Seti@Home optimized science apps and information

Optimized Seti@Home apps => Windows => Topic started by: nevica on 26 Mar 2008, 05:50:17 am

Title: AMD optimized App
Post by: nevica on 26 Mar 2008, 05:50:17 am
Hello,

I have the following processor:

AuthenticAMD
AMD Athlon(tm) 64 X2 Dual-Core Processor TK-57 [x86 Family 15 Model 104 Stepping 2]

running

Microsoft Windows Vista
Home Edition, Service Pack 1, (06.00.6001.00)

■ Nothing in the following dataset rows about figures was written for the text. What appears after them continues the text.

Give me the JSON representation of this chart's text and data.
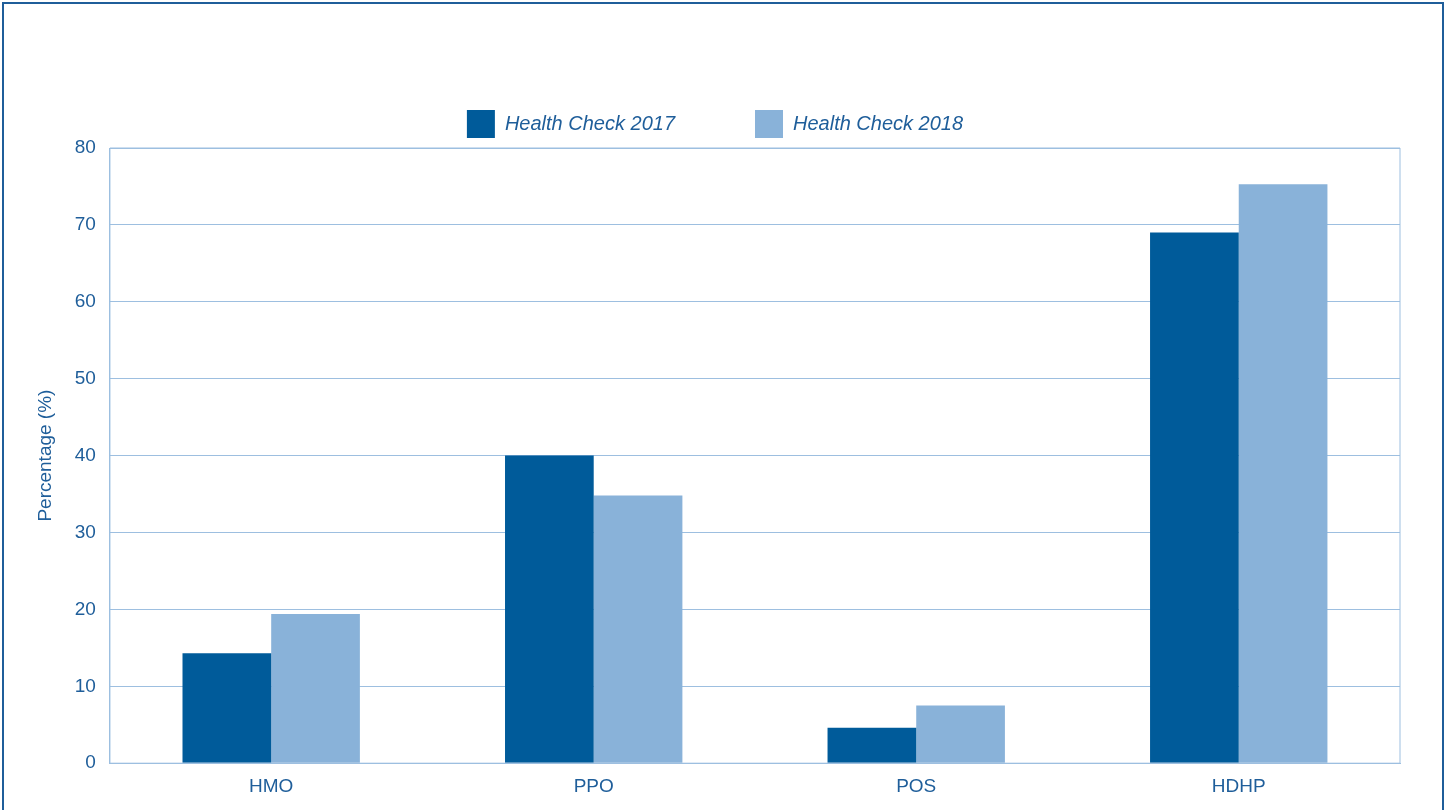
{
  "chart_data": {
    "type": "bar",
    "ylabel": "Percentage (%)",
    "categories": [
      "HMO",
      "PPO",
      "POS",
      "HDHP"
    ],
    "series": [
      {
        "name": "Health Check 2017",
        "color": "#005b9a",
        "values": [
          14.3,
          40.0,
          4.6,
          69.0
        ]
      },
      {
        "name": "Health Check 2018",
        "color": "#89b2d9",
        "values": [
          19.4,
          34.8,
          7.5,
          75.3
        ]
      }
    ],
    "ylim": [
      0,
      80
    ],
    "yticks": [
      0,
      10,
      20,
      30,
      40,
      50,
      60,
      70,
      80
    ],
    "grid": "y",
    "legend": "top"
  }
}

Could anybody please tell me the best optimized app to use on this computer.

Best wishes,

Nevica
Title: Re: AMD optimized App
Post by: KarVi on 26 Mar 2008, 10:44:05 am
As far as I know the best application for your setup is this:

http://calbe.dw70.de/2.4V/2.4V_Windows_x32_SSE2A.zip

I've run it with good results on on my X2-3800+, and use it now on my Phenom.

Keep an eye out, sometime in the not too distant future, newer and significantly faster apps will be released.
Title: Re: AMD optimized App
Post by: nevica on 26 Mar 2008, 11:19:11 am
Hello Karvi,

Thanks for your reply.

I am a bit confused as to how many bits my processor has. It has a 64 in its name so I presume it is 64 bit. I not that the optimised app you suggested has a 32 in it so I presume this means 32 bit. Please could you enlighten me.

Regards,

Nevica
Title: Re: AMD optimized App
Post by: KarVi on 26 Mar 2008, 05:16:27 pm
If you run a 64 bit version of Vista, you can use the 64-bit or the 32-bit client.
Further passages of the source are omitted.